The procedure was suspended, and CT angiography was carried out, showing there was no flow to the level of the pseudoaneurysm. Thus, the risk for a new bleeding episode after endoscopic coil extraction was considered low (Fig. 2d).
A new ERCP was performed and the material that migrated into the bile duct and the duodenum was extracted using a foreign body forceps, with no complications.
Patient progression was satisfactory one year after the procedure, with no signs of jaundice or paraclinical cholestasis and no episodes of bleeding.
The incidence of complications associated with self-expanding metallic biliary stents reaches 24%. Presentation is generally early, and the most frequent complications are cholangitis, pancreatitis, acute cholecystitis, liver abscess, bile duct perforation, duodenal perforation, and hemobilia.3 Hemobilia has been described more frequently with the placement of plastic stents, as opposed to metallic stents. Its presentation may be secondary to periductal inflammation, following adhesion between the wall of the stent and the hepatic artery, contributing to the formation of a pseudoaneurysm.3
The procedure of choice for pseudoaneurysm is angiography with embolization of the entity.
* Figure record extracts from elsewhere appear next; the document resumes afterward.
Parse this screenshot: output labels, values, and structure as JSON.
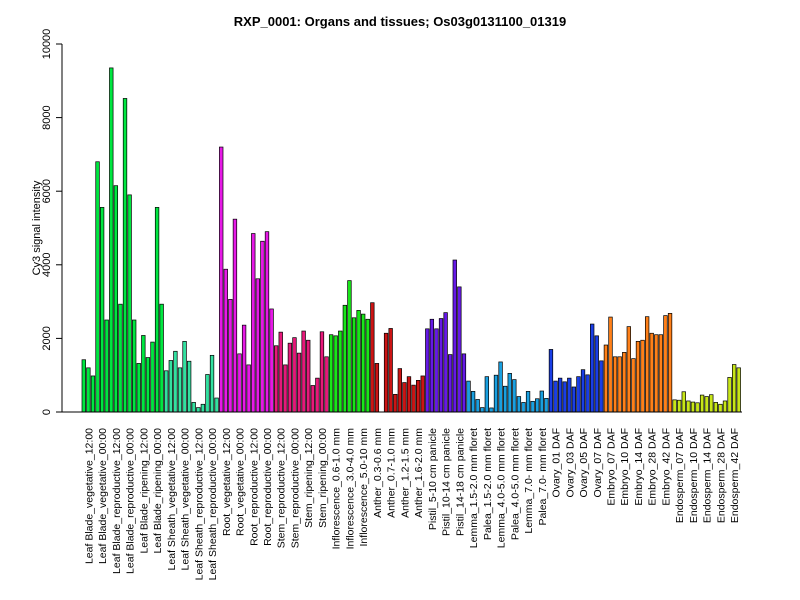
{
  "chart_data": {
    "type": "bar",
    "title": "RXP_0001: Organs and tissues; Os03g0131100_01319",
    "xlabel": "",
    "ylabel": "Cy3 signal intensity",
    "ylim": [
      0,
      10000
    ],
    "yticks": [
      0,
      2000,
      4000,
      6000,
      8000,
      10000
    ],
    "grid": false,
    "legend": "none",
    "groups": [
      {
        "label": "Leaf Blade_vegetative_12:00",
        "color": "#00e640",
        "values": [
          1420,
          1200,
          980
        ]
      },
      {
        "label": "Leaf Blade_vegetative_00:00",
        "color": "#00e640",
        "values": [
          6800,
          5560,
          2500
        ]
      },
      {
        "label": "Leaf Blade_reproductive_12:00",
        "color": "#00e640",
        "values": [
          9350,
          6150,
          2930
        ]
      },
      {
        "label": "Leaf Blade_reproductive_00:00",
        "color": "#00e640",
        "values": [
          8520,
          5900,
          2500
        ]
      },
      {
        "label": "Leaf Blade_ripening_12:00",
        "color": "#00e640",
        "values": [
          1320,
          2080,
          1480
        ]
      },
      {
        "label": "Leaf Blade_ripening_00:00",
        "color": "#00e640",
        "values": [
          1900,
          5560,
          2930
        ]
      },
      {
        "label": "Leaf Sheath_vegetative_12:00",
        "color": "#33e0a0",
        "values": [
          1120,
          1400,
          1650
        ]
      },
      {
        "label": "Leaf Sheath_vegetative_00:00",
        "color": "#33e0a0",
        "values": [
          1200,
          1920,
          1380
        ]
      },
      {
        "label": "Leaf Sheath_reproductive_12:00",
        "color": "#33e0a0",
        "values": [
          260,
          120,
          210
        ]
      },
      {
        "label": "Leaf Sheath_reproductive_00:00",
        "color": "#33e0a0",
        "values": [
          1020,
          1540,
          380
        ]
      },
      {
        "label": "Root_vegetative_12:00",
        "color": "#e619e6",
        "values": [
          7200,
          3880,
          3060
        ]
      },
      {
        "label": "Root_vegetative_00:00",
        "color": "#e619e6",
        "values": [
          5240,
          1580,
          2360
        ]
      },
      {
        "label": "Root_reproductive_12:00",
        "color": "#e619e6",
        "values": [
          1280,
          4850,
          3620
        ]
      },
      {
        "label": "Root_reproductive_00:00",
        "color": "#e619e6",
        "values": [
          4640,
          4900,
          2800
        ]
      },
      {
        "label": "Stem_reproductive_12:00",
        "color": "#e6197a",
        "values": [
          1800,
          2170,
          1280
        ]
      },
      {
        "label": "Stem_reproductive_00:00",
        "color": "#e6197a",
        "values": [
          1870,
          2020,
          1600
        ]
      },
      {
        "label": "Stem_ripening_12:00",
        "color": "#e6197a",
        "values": [
          2200,
          1950,
          720
        ]
      },
      {
        "label": "Stem_ripening_00:00",
        "color": "#e6197a",
        "values": [
          920,
          2180,
          1500
        ]
      },
      {
        "label": "Inflorescence_0.6-1.0 mm",
        "color": "#19e619",
        "values": [
          2100,
          2070,
          2200
        ]
      },
      {
        "label": "Inflorescence_3.0-4.0 mm",
        "color": "#19e619",
        "values": [
          2900,
          3570,
          2560
        ]
      },
      {
        "label": "Inflorescence_5.0-10 mm",
        "color": "#19e619",
        "values": [
          2760,
          2660,
          2520
        ]
      },
      {
        "label": "Anther_0.3-0.6 mm",
        "color": "#cc1414",
        "values": [
          2970,
          1320,
          0
        ]
      },
      {
        "label": "Anther_0.7-1.0 mm",
        "color": "#cc1414",
        "values": [
          2140,
          2270,
          480
        ]
      },
      {
        "label": "Anther_1.2-1.5 mm",
        "color": "#cc1414",
        "values": [
          1180,
          800,
          960
        ]
      },
      {
        "label": "Anther_1.6-2.0 mm",
        "color": "#cc1414",
        "values": [
          730,
          860,
          980
        ]
      },
      {
        "label": "Pistil_5-10 cm panicle",
        "color": "#6619e6",
        "values": [
          2260,
          2520,
          2260
        ]
      },
      {
        "label": "Pistil_10-14 cm panicle",
        "color": "#6619e6",
        "values": [
          2540,
          2700,
          1560
        ]
      },
      {
        "label": "Pistil_14-18 cm panicle",
        "color": "#6619e6",
        "values": [
          4130,
          3400,
          1580
        ]
      },
      {
        "label": "Lemma_1.5-2.0 mm floret",
        "color": "#1aa0e0",
        "values": [
          840,
          560,
          340
        ]
      },
      {
        "label": "Palea_1.5-2.0 mm floret",
        "color": "#1aa0e0",
        "values": [
          120,
          960,
          110
        ]
      },
      {
        "label": "Lemma_4.0-5.0 mm floret",
        "color": "#1aa0e0",
        "values": [
          1000,
          1360,
          700
        ]
      },
      {
        "label": "Palea_4.0-5.0 mm floret",
        "color": "#1aa0e0",
        "values": [
          1050,
          880,
          420
        ]
      },
      {
        "label": "Lemma_7.0- mm floret",
        "color": "#1aa0e0",
        "values": [
          260,
          560,
          290
        ]
      },
      {
        "label": "Palea_7.0- mm floret",
        "color": "#1aa0e0",
        "values": [
          360,
          570,
          370
        ]
      },
      {
        "label": "Ovary_01 DAF",
        "color": "#1a3ee6",
        "values": [
          1700,
          840,
          920
        ]
      },
      {
        "label": "Ovary_03 DAF",
        "color": "#1a3ee6",
        "values": [
          820,
          920,
          680
        ]
      },
      {
        "label": "Ovary_05 DAF",
        "color": "#1a3ee6",
        "values": [
          960,
          1150,
          1010
        ]
      },
      {
        "label": "Ovary_07 DAF",
        "color": "#1a3ee6",
        "values": [
          2390,
          2070,
          1390
        ]
      },
      {
        "label": "Embryo_07 DAF",
        "color": "#ff8019",
        "values": [
          1820,
          2580,
          1500
        ]
      },
      {
        "label": "Embryo_10 DAF",
        "color": "#ff8019",
        "values": [
          1500,
          1620,
          2320
        ]
      },
      {
        "label": "Embryo_14 DAF",
        "color": "#ff8019",
        "values": [
          1450,
          1920,
          1950
        ]
      },
      {
        "label": "Embryo_28 DAF",
        "color": "#ff8019",
        "values": [
          2590,
          2140,
          2100
        ]
      },
      {
        "label": "Embryo_42 DAF",
        "color": "#ff8019",
        "values": [
          2100,
          2620,
          2680
        ]
      },
      {
        "label": "Endosperm_07 DAF",
        "color": "#c8e619",
        "values": [
          330,
          320,
          550
        ]
      },
      {
        "label": "Endosperm_10 DAF",
        "color": "#c8e619",
        "values": [
          300,
          270,
          250
        ]
      },
      {
        "label": "Endosperm_14 DAF",
        "color": "#c8e619",
        "values": [
          460,
          420,
          470
        ]
      },
      {
        "label": "Endosperm_28 DAF",
        "color": "#c8e619",
        "values": [
          260,
          210,
          300
        ]
      },
      {
        "label": "Endosperm_42 DAF",
        "color": "#c8e619",
        "values": [
          940,
          1290,
          1200
        ]
      }
    ],
    "categories_shown": [
      "Leaf Blade_vegetative_12:00",
      "Leaf Blade_vegetative_00:00",
      "Leaf Blade_reproductive_12:00",
      "Leaf Blade_reproductive_00:00",
      "Leaf Blade_ripening_12:00",
      "Leaf Blade_ripening_00:00",
      "Leaf Sheath_vegetative_12:00",
      "Leaf Sheath_vegetative_00:00",
      "Leaf Sheath_reproductive_12:00",
      "Leaf Sheath_reproductive_00:00",
      "Root_vegetative_12:00",
      "Root_vegetative_00:00",
      "Root_reproductive_12:00",
      "Root_reproductive_00:00",
      "Stem_reproductive_12:00",
      "Stem_reproductive_00:00",
      "Stem_ripening_12:00",
      "Stem_ripening_00:00",
      "Inflorescence_0.6-1.0 mm",
      "Inflorescence_3.0-4.0 mm",
      "Inflorescence_5.0-10 mm",
      "Anther_0.3-0.6 mm",
      "Anther_0.7-1.0 mm",
      "Anther_1.2-1.5 mm",
      "Anther_1.6-2.0 mm",
      "Pistil_5-10 cm panicle",
      "Pistil_10-14 cm panicle",
      "Pistil_14-18 cm panicle",
      "Lemma_1.5-2.0 mm floret",
      "Palea_1.5-2.0 mm floret",
      "Lemma_4.0-5.0 mm floret",
      "Palea_4.0-5.0 mm floret",
      "Lemma_7.0- mm floret",
      "Palea_7.0- mm floret",
      "Ovary_01 DAF",
      "Ovary_03 DAF",
      "Ovary_05 DAF",
      "Ovary_07 DAF",
      "Embryo_07 DAF",
      "Embryo_10 DAF",
      "Embryo_14 DAF",
      "Embryo_28 DAF",
      "Embryo_42 DAF",
      "Endosperm_07 DAF",
      "Endosperm_10 DAF",
      "Endosperm_14 DAF",
      "Endosperm_28 DAF",
      "Endosperm_42 DAF"
    ]
  }
}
It is mainly performed when the pseudoaneurysm is dependent on small vessels, with no significant distal flow, and located peripherally to the hepatic hilum, with clinical success rates between 79 and 100%. It can be carried out with coils, which is the most widely used method, or with thrombin injection, gel foam, or cyanoacrylate.
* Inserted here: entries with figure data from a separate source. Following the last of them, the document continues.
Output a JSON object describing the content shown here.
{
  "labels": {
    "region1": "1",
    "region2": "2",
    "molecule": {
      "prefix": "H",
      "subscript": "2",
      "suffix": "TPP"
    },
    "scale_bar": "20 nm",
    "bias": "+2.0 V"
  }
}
The spontaneous migration of embolized material is rare and its clinical behavior is similar to that of biliary obstruction due to gallstones. Said migration occurs between one and several months after the placement of the endovascular material.1
The cause of migration is not clear, but mechanisms, such as inflammation, malignancy, or infection around the pseudoaneurysm that lead to the erosion of the pseudoaneurysm’s wall by the coil and its migration to other organs (in our case, the bile duct), have been proposed.8
The time from embolization to manifestations of migration is reported at between a few weeks and several years.
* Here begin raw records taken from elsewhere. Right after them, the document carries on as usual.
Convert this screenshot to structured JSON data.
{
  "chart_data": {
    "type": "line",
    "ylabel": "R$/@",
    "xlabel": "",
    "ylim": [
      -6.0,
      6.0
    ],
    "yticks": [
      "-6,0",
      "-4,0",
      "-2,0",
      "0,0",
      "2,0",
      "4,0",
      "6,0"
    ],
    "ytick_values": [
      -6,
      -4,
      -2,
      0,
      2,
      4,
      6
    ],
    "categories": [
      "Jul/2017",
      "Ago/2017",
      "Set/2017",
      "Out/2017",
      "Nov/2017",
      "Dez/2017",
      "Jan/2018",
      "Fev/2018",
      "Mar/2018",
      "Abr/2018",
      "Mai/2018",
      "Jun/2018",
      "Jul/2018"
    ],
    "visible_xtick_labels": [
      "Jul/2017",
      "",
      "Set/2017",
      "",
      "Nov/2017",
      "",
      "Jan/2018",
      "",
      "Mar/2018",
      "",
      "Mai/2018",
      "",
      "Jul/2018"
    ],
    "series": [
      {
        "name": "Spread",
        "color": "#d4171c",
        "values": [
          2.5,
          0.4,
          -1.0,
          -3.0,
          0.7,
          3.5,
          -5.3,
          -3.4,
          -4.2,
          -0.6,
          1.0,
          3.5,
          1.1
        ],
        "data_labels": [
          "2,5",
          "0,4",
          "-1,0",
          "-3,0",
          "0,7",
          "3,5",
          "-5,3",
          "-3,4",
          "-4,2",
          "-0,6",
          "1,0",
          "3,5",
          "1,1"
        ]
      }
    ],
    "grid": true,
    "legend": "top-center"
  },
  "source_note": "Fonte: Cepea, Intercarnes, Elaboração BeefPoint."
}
Sixty percent of coil migration cases reported in the literature present with biliary obstruction, requiring endoscopic or surgical management. Ten percent of those cases were identified as incidental findings and their expectant management, as described in some of the cases, is still a subject of debate.8
Ethical considerationsThe author declares he has obtained informed consent from the patient to use the clinical and imaging information included in this case report, emphasizing that sensitive information and personal data will not be published. Likewise, the document was authorized for publication by the research and ethics committee of the Fundación Santafé de Bogotá.
Financial disclosureNo financial support was received in relation to this article.
The author declares that there is no conflict of interest.